CosmosDb - Errors on Inserting New Data

March 13, 2021

It’s been a while since I looked at CosmosDB (there is a chapter in my book - to the right of your screen - that covers some details of using CosmosDD, but using the MongoDB Api. To get going with Cosmos, you obviously need to create yourself a Cosmos resource in the Portal (or somehow). Once that’s done, you can interact with it using the package:



Microsoft.Azure.Cosmos

You need to create a client, database, and container:



var cosmosClient = new CosmosClient(endpointUri, primaryKey, options);

var database = await cosmosClient.CreateDatabaseIfNotExistsAsync(databaseId);            
var container = await database.CreateContainerIfNotExistsAsync(containerId, $"/{partition}");

You can then add to the container like this:



var response = await container.CreateItemAsync<ItemType>(newItem, new PartitionKey(partitionKey));

In this post, I wanted to cover a couple of errors that I got when trying to use it, and some possible solutions. For this post, I was using the Core (SQL) API.

You Need an ID

The first error was:

Microsoft.Azure.Cosmos.CosmosException: ‘Response status code does not indicate success: BadRequest (400); Substatus: 0; ActivityId: cdf12360b-0cbc-4575-9a1c-966f26c2351a; Reason: (Message: {“Errors”:[“The input content is invalid because the required properties - ‘id; ’ - are missing”]}

The reason here is that, when you’re writing to the DB, you need an “ID” field; or, more specifically, an “id” field. This means that either your model should have a field names “id”, or you should reference that name in a Json Property, or you can call it “Id”, and use something like this:



var options = new CosmosClientOptions()
{
    SerializerOptions = new CosmosSerializationOptions()
    {
        PropertyNamingPolicy = CosmosPropertyNamingPolicy.CamelCase
    }
};
var cosmosClient = new CosmosClient(endpointUri, primaryKey, options);


Partition Key

The next error relates to the partition key. You typically create your container like this:



var container = await database.CreateContainerIfNotExistsAsync(containerId, $"/{partitionkey}");

And then add data to it like this:



var response = await container.CreateItemAsync<ItemType>(newItem, new PartitionKey(partitionkey));

Essentially, the rule here is this:

Whatever you specify as the partition key must exist in the payload with the exact same name.

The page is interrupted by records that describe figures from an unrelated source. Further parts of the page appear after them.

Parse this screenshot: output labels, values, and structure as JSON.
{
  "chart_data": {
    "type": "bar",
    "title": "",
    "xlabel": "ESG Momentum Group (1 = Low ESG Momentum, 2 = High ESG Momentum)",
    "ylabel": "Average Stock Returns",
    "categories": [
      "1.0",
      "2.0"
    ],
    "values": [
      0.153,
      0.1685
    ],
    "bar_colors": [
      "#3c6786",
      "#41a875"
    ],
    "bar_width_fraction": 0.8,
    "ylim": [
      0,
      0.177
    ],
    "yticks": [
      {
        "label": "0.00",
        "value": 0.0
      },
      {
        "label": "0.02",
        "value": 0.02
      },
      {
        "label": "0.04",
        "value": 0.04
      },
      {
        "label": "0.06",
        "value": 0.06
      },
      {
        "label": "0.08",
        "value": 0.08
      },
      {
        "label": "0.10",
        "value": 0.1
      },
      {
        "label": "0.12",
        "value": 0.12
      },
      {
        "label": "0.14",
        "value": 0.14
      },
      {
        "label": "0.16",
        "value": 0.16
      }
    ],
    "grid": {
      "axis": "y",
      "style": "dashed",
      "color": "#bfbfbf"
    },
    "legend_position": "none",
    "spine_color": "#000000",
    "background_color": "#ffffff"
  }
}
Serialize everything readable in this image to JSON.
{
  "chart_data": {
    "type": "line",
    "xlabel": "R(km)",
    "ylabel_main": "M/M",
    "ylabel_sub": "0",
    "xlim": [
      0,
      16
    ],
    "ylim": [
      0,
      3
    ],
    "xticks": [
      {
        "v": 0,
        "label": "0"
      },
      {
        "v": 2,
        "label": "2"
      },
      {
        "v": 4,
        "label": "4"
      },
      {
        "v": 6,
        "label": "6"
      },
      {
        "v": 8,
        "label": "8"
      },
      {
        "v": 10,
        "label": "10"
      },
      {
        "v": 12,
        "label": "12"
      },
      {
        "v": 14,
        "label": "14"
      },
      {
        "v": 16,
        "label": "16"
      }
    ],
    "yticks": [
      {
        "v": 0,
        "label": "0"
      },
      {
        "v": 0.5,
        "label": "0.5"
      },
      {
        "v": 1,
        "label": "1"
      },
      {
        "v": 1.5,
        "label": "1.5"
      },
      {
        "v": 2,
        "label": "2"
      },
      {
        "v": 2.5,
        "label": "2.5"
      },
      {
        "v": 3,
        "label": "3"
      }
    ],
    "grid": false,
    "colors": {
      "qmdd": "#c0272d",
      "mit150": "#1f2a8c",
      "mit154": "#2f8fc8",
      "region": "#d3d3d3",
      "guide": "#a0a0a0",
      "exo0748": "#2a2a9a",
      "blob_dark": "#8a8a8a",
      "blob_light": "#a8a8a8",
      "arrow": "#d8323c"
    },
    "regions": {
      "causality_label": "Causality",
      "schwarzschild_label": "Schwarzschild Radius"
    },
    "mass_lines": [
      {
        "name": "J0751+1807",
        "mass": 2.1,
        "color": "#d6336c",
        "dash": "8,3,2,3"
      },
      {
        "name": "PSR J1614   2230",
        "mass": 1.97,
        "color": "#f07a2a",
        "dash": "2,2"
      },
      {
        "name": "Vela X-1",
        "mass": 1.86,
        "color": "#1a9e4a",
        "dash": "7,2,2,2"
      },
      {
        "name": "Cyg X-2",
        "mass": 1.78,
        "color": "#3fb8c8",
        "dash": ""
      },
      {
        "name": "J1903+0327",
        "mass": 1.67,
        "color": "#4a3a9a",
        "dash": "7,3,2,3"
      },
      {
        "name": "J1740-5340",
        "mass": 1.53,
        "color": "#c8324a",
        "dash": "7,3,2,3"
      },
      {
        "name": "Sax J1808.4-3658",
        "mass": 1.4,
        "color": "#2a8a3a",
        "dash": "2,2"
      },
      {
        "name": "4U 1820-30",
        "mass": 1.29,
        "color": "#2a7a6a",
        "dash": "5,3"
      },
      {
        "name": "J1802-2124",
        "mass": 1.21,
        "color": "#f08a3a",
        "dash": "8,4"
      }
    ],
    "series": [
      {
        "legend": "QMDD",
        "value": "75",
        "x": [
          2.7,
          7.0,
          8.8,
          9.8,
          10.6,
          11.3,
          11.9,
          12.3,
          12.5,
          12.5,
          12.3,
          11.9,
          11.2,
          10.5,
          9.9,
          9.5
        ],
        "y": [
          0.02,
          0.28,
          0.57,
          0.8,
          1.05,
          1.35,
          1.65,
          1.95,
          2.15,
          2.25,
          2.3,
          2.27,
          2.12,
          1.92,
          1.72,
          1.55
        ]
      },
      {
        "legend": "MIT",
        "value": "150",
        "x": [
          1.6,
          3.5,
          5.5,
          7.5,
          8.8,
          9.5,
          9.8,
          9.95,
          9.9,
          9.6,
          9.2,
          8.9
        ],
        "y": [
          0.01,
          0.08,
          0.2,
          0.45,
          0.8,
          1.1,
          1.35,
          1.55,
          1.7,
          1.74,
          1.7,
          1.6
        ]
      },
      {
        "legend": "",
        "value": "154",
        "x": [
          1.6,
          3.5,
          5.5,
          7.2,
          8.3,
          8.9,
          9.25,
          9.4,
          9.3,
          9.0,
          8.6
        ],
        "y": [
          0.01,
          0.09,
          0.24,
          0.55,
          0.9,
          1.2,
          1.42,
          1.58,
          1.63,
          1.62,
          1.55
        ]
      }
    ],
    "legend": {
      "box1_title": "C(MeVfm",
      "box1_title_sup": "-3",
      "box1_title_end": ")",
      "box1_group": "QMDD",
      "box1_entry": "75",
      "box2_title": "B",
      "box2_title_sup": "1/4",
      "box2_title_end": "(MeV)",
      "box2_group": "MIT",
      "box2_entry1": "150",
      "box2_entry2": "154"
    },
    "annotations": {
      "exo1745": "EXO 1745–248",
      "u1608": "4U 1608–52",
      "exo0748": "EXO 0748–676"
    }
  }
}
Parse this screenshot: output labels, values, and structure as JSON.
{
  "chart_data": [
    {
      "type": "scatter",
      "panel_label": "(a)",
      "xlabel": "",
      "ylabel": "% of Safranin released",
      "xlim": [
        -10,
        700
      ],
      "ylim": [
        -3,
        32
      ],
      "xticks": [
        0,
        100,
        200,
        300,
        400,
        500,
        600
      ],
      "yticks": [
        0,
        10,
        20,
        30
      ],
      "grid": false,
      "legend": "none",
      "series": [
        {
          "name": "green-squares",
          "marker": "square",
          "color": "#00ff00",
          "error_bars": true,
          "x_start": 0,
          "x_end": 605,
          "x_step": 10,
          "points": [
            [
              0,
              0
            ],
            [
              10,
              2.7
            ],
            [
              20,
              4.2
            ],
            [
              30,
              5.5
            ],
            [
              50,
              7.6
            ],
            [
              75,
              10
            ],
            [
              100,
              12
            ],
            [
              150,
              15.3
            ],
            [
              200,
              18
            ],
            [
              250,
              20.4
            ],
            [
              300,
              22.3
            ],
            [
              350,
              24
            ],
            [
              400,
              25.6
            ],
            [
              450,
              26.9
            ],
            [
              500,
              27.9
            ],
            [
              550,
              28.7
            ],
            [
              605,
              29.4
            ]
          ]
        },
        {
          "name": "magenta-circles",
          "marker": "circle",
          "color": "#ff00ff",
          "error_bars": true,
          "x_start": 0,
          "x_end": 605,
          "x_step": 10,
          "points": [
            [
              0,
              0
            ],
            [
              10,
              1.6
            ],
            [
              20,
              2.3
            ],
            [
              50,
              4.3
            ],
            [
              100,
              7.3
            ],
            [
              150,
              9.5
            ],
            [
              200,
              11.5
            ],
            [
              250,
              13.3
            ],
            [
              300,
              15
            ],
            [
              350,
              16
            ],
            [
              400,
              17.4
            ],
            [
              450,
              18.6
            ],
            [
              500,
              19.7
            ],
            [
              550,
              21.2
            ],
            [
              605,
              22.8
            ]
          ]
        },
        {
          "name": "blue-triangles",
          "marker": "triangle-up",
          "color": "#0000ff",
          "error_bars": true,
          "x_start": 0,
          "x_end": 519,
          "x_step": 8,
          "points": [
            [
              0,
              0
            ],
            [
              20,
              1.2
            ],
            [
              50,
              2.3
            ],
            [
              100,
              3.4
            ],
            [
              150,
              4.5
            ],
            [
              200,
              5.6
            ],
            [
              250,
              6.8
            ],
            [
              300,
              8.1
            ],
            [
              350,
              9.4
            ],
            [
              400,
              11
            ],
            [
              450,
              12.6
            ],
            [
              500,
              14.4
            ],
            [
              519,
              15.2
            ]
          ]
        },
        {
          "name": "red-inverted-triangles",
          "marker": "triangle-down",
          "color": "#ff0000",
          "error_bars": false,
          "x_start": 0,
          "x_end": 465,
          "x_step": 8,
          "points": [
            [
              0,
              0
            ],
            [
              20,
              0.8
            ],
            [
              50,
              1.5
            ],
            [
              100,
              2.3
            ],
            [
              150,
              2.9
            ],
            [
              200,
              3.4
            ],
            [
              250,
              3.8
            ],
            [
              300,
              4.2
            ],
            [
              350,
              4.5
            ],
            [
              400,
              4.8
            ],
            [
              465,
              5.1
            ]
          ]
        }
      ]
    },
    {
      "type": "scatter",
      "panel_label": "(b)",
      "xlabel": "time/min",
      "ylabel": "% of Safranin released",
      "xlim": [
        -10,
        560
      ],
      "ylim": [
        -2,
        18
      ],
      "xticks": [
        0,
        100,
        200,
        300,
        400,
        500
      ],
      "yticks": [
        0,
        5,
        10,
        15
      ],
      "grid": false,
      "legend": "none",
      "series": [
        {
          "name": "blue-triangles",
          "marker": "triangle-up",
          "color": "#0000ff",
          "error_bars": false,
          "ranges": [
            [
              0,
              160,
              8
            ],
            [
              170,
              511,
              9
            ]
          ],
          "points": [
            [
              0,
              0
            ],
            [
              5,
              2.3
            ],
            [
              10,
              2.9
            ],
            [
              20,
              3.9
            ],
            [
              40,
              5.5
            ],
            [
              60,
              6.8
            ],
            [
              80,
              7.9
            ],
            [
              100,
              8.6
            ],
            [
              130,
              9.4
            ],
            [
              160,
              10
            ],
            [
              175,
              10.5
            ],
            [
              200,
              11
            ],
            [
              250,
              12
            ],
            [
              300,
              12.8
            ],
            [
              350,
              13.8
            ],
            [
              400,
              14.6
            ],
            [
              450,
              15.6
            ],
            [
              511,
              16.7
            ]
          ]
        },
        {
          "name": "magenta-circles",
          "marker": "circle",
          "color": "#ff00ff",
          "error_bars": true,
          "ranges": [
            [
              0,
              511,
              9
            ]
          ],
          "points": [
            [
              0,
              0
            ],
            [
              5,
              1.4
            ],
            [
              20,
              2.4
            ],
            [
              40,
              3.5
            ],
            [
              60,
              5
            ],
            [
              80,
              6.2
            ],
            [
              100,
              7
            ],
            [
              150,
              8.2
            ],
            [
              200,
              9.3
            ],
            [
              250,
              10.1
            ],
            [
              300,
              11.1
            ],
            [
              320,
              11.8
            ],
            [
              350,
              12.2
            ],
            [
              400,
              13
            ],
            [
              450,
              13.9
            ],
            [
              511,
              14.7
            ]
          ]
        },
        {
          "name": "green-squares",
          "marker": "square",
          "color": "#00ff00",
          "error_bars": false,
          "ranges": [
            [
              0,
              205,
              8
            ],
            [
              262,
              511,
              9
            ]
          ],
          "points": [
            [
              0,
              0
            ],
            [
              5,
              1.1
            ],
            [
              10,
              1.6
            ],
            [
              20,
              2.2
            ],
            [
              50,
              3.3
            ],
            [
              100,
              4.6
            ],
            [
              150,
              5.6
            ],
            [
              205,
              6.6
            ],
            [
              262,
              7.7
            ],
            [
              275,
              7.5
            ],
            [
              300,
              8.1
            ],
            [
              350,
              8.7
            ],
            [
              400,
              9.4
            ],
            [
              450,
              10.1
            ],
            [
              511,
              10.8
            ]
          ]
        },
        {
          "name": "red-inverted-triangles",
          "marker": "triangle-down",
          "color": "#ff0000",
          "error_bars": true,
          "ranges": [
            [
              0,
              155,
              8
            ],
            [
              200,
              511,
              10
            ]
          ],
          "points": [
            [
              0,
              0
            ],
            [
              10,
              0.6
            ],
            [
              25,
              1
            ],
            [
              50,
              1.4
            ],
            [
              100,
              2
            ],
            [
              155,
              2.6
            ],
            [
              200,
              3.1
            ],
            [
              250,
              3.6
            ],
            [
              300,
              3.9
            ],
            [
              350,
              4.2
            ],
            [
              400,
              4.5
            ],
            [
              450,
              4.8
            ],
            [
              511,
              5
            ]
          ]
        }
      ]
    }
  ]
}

Microsoft.Azure.Cosmos.CosmosException: ‘Response status code does not indicate success: BadRequest (400); Substatus: 1001; ActivityId: 88c1895e-a23c-5812-c205-d4503555d2cd; Reason: (Message: {“Errors”:[“PartitionKey extracted from document doesn’t match the one specified in the header”]}

You can find out what it thinks you’ve set the partition key to by using the following code:



var properties = await container.ReadContainerAsync();
Console.WriteLine(properties.PartitionKeyPath);

When I say exactly, I mean it has to be the same case in the payload; so if you’re key is Item, and you supply the field item, you’ll get this error. Such a mismatch can be caused by the camel casing that we mentioned earlier!